Die beiden Rettungssanitäter haben Dirty innerhalb kürzester Zeit in den Krankenwagen verfrachtet – ohne, dass er uns ohnmächtig wird.
„Fährst du mit?“, frage ich Manu erneut und halte ihr die Schlüssel hin. „Dirty wird ins Urban gebracht. Das ist nicht so weit.“ Sie nickt. „Soll ich dir nicht noch mit Tiger helfen?“
Eigentlich will ich sie wegschicken – mich alleine um den Jungen kümmern. Keine Ahnung, warum ich dabei lieber alleine wäre. Vielleicht weil ich mich dann weniger beobachtet fühlen würde. Aber ich sage: „Wartest du kurz, ob ich ihn runter bekomme?“
Sie willigt ein, und ich gehe zurück nach oben. Nehme Tiger entschieden an der Schulter, helfe ihm hoch. Er lässt es zu – lässt sich von mir führen wie ein Kind.
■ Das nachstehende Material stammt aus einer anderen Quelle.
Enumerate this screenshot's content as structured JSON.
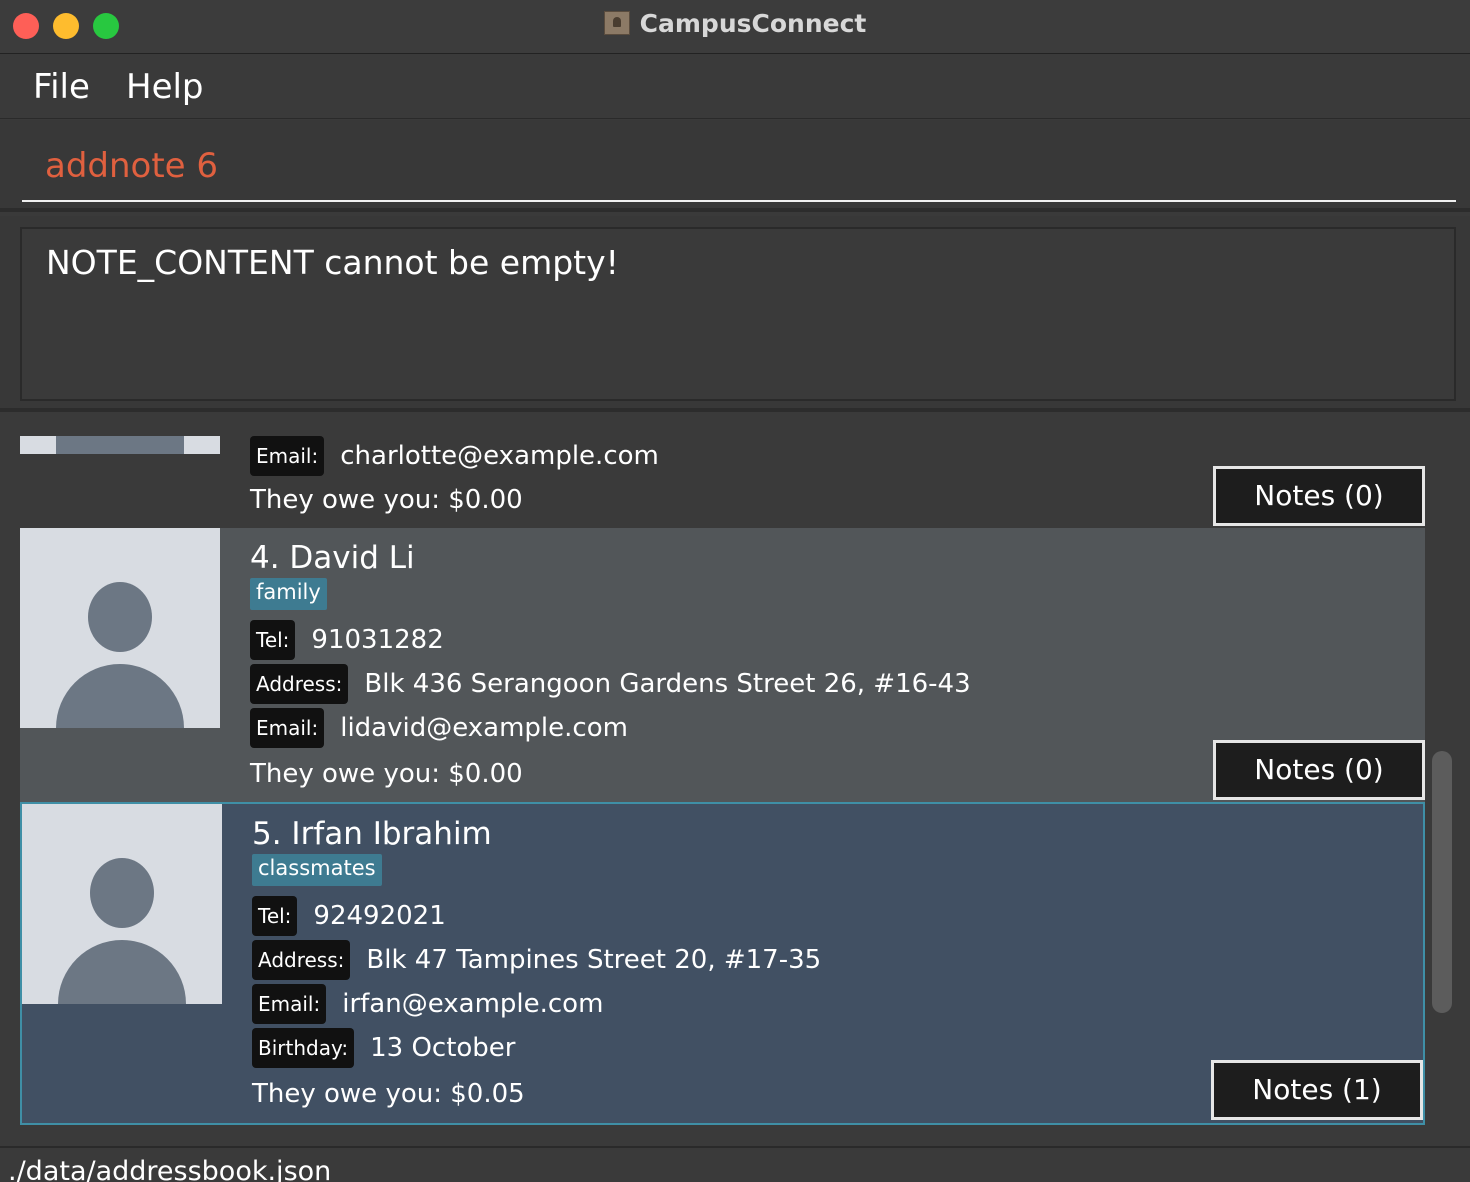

Nebeneinander gehen wir die Treppe runter, während ich ihn weiter halte. Ihn damit gleichzeitig steuere, schiebe und festhalte.
Unten wartet Manu. Während sie uns beobachtet, gehen wir die langgezogene Treppe runter, dann über die Wiese, bis wir neben dem Clio stehen. Ich öffne Tiger die Tür und Manu hilft mir, ihn auf den Sitz zu bugsieren. Danach schnalle ich ihn an, während ich mich über ihn beuge. Und versuche, seinen Gestank zu ignorieren. Endlich winde ich mich aus dem Wagen und schlage mit einem letzten Blick auf den gesicherten Tiger die Beifahrertür zu. Spüre Manu neben mir und drehe mich langsam zu ihr um.
„Was ist?“, fragt sie, als sie meinen Blick bemerkt. „Machst du dir Sorgen? Um mich?“
„Ich habe den Kerl schwer verletzt, aber der ist irgendwo. Und wir können uns nicht sicher sein, ob …“
„Ob was? Ob er nochmal kommt, um mich auch noch zu holen?“
„Sowas in der Art, ja.“
Sie betrachtet Tiger, der ruhig und mit gefalteten Händen im Schoß im Wagen wartet. Als hätte er alle Zeit der Welt. Als sei er sicher.
„Ich glaube nicht, dass mir eine Gefahr droht, wenn du Tiger mitnimmst.“
Überrascht sehe ich sie an. „Wie meinst du das?“
Offenbar unsicher, wie sie es erklären soll, streicht sie sich die Haare hinter die Ohren. Ich liebe diese Geste. „Der Schlüssel zu diesen Morden ist Tiger – es dreht sich immer alles um ihn. Offenbar ist sein Vater eine Art Psychopath, der ihn zwanghaft kontrollieren muss. Seinen Umgang mit Frauen kontrollieren muss?“ Sie sieht mich an.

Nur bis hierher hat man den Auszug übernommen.